I am going to continue to attempt to do some writing here as it has been writing here that really helped me before my Himalayan trip, which was fantastic & brutal by the way.  I do think, however, that on top of this outlet there is a book which I titled and never really wrote several years ago and I feel as though the nebulous idea finally has a few legs to stand on and so I'm going to see if we can't find some more legs in the strange place where thoughts become words.  Some of you know that I was working on a book earlier this year which probably will go no further simply because in my research I could not prove my thesis.  Though the thesis was not necessarily wrong, it did not have the scope that I thought it would have and so I decided it would be literary dishonesty to try and make it work.  I'm glad I didn't try to fake it but I was a bit disappointed that a ball that finally had began to roll hit a stump and stopped rolling.  Onward and upward.  I've been doing a bit of daydreaming recently as a major family shift in my position at work as well as my geographical location allows a certain width to re-invent oneself.  To stop doing things that have developed into bad habits and start focusing on things that I should have been doing all along.

In the midst of the whirlwind of what I wish I was doing one of the things that stood out to me was that I would really enjoy writing and I shouldn't stop.  I will not become an author by just writing in an obscure blog everyday but I definitely won't become an author if I don't.  But I guess author is like musician.  I am an author because I am authoring right now.  Musician is not a title strictly reserved for those who sell platinum records nor to child prodigies but simply to those who music and so I will continue to auth.  The other swirling ideas were commune handyperson/pipesmith/bike customizer.  As hard as I try to be a craftsman in the code I write for a living, the lack of tangible art is difficult for me to quantify in that way.  I would love to be a craftsperson for a living.  I probably wouldn't like the lack of consistent income, the ups and downs that go with living that way, but I love creating things with my hands.  I love motorcycles but though that is a wide market it is flooded and I don't know if I'm actually very good at it.  Pipe creation I think I have the beginnings for a skill there but that market is a narrow market that may also be flooded with people of my level.  Until I publish that book that allows me some way to smooth out the financial highs and lows of the craftsperson's life it will probably remain a simple dream of mine.

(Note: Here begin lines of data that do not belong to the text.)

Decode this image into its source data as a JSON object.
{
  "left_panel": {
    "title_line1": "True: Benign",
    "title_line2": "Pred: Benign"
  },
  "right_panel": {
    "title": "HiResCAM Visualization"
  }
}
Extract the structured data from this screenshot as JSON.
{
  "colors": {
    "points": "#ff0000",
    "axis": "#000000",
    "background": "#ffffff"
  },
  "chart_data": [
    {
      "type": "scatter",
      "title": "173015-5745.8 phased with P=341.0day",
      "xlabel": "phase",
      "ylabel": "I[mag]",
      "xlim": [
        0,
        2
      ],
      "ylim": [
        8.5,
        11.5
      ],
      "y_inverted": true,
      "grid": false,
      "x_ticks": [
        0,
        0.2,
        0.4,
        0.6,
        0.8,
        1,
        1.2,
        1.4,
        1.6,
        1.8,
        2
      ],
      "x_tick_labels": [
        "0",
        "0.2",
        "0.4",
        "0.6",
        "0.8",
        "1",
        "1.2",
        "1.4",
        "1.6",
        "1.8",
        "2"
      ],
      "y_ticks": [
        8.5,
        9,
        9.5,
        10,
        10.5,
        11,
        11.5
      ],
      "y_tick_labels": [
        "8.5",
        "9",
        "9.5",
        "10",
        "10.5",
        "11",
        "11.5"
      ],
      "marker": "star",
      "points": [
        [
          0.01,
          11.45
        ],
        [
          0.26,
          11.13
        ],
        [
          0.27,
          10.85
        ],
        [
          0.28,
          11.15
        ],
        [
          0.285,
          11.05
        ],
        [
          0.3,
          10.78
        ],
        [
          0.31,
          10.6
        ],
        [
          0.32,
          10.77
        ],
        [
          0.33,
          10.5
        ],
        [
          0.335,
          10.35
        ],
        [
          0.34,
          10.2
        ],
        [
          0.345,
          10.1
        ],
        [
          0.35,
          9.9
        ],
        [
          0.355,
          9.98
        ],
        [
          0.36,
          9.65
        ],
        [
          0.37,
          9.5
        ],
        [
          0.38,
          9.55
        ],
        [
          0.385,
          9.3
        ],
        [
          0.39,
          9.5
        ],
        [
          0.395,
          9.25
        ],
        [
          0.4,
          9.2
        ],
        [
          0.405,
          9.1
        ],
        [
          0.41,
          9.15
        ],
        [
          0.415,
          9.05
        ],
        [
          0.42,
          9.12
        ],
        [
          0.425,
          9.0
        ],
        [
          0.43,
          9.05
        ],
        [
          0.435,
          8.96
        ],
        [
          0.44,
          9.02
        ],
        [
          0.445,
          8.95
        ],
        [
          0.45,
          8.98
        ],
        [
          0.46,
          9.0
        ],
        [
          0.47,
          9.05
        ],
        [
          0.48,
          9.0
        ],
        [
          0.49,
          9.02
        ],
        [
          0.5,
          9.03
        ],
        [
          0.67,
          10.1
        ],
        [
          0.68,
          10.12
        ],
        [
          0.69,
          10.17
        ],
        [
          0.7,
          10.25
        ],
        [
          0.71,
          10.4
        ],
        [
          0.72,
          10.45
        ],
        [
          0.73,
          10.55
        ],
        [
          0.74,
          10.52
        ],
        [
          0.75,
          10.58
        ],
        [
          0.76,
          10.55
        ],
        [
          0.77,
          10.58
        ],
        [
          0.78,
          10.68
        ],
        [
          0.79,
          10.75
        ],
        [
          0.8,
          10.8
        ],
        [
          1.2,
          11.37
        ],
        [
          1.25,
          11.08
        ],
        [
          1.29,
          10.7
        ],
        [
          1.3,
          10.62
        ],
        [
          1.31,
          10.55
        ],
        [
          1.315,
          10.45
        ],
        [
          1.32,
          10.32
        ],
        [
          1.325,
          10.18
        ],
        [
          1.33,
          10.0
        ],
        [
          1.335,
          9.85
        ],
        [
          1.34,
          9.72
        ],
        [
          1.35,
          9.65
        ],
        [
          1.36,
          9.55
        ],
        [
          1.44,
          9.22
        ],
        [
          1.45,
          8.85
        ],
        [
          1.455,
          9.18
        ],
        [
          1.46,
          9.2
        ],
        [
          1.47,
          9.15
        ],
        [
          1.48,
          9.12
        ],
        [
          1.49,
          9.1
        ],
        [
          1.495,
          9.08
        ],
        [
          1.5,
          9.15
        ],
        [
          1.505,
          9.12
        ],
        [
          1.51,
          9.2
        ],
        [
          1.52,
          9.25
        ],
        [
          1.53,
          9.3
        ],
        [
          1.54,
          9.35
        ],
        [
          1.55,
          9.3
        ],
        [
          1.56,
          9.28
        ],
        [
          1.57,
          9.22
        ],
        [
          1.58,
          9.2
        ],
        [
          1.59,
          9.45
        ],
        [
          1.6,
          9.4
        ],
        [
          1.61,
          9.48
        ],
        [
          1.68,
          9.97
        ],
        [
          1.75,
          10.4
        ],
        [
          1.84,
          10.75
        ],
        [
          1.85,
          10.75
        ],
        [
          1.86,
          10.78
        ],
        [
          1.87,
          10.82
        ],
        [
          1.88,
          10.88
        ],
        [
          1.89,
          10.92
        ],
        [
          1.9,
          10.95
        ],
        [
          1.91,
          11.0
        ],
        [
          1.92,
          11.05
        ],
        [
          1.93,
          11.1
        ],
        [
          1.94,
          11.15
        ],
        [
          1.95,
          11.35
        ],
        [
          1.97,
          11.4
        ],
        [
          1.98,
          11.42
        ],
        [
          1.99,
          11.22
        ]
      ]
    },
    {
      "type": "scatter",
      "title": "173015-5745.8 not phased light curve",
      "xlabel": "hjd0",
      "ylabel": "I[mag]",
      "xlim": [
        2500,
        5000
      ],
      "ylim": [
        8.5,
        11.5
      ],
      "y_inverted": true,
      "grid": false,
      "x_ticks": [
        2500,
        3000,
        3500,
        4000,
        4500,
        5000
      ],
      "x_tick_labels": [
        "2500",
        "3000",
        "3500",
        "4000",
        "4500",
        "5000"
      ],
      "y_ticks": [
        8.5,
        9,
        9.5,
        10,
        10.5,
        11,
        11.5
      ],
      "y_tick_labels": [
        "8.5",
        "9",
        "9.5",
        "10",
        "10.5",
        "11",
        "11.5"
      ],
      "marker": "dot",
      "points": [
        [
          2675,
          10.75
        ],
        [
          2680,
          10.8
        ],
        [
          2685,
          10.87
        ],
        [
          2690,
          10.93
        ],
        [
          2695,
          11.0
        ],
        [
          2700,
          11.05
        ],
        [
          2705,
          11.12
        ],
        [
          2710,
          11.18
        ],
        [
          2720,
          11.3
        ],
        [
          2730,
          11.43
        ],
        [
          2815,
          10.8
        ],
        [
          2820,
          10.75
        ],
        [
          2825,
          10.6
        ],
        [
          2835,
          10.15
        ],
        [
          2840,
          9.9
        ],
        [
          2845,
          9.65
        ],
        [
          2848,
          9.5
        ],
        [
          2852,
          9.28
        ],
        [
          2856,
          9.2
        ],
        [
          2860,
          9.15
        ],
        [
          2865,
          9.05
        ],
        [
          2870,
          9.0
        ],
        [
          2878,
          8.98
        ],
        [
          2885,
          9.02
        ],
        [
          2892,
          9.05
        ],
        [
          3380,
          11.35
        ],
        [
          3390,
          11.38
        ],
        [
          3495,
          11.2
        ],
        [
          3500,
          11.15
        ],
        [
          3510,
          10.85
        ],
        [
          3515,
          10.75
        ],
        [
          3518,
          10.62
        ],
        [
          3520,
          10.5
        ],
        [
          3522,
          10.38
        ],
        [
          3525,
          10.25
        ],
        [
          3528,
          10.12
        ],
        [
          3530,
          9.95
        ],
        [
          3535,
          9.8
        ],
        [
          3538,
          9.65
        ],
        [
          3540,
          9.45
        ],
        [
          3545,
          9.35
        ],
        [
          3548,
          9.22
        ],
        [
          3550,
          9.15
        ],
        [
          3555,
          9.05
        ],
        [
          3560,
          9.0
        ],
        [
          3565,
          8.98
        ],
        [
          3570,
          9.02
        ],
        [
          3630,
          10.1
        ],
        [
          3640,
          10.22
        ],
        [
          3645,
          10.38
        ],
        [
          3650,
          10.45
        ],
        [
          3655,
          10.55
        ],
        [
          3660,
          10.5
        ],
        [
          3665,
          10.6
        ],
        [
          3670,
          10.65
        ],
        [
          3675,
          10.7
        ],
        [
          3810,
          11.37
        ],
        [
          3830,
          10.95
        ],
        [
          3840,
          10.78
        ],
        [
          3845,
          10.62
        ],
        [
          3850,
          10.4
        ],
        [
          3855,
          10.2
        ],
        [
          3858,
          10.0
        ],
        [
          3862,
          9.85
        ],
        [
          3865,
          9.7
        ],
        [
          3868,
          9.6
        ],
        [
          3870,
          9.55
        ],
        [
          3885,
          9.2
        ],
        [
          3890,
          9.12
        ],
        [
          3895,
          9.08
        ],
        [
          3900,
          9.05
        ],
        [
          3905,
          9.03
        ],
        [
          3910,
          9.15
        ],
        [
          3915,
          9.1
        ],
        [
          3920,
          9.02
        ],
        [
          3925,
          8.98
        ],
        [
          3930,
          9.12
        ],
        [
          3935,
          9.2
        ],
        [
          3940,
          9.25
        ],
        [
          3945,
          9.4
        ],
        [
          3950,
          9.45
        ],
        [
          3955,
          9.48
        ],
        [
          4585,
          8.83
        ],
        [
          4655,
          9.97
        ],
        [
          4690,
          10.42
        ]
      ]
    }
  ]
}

My parents in their self-confessed "fruit & nuts days" attempted a communal life, living off the land.  There short time attempting that with friends convinced them that it was not for them.  Apparently I am genetically predisposed to the same folly.  I love the idea of feeding my family directly with the work of my hands and building/fixing.  But those who have the freedom to do that tend to start out from a pretty strong financial situation that gives the flexibility to not earn a living in the normalized sense.  If I were to spring for a few acres I would have that pesky mortgage of said acrage to deal with that would require some normalized income.  I don't think most banks consider vegetables legal tender.  I also might possibly hate it.  Who knows.  I sure don't.  But until that sweet book deal gives me some plush bank account that lets me buy those acres with cash, I'll keep trucking along hoping to find that bit of peace between who I am and what I do.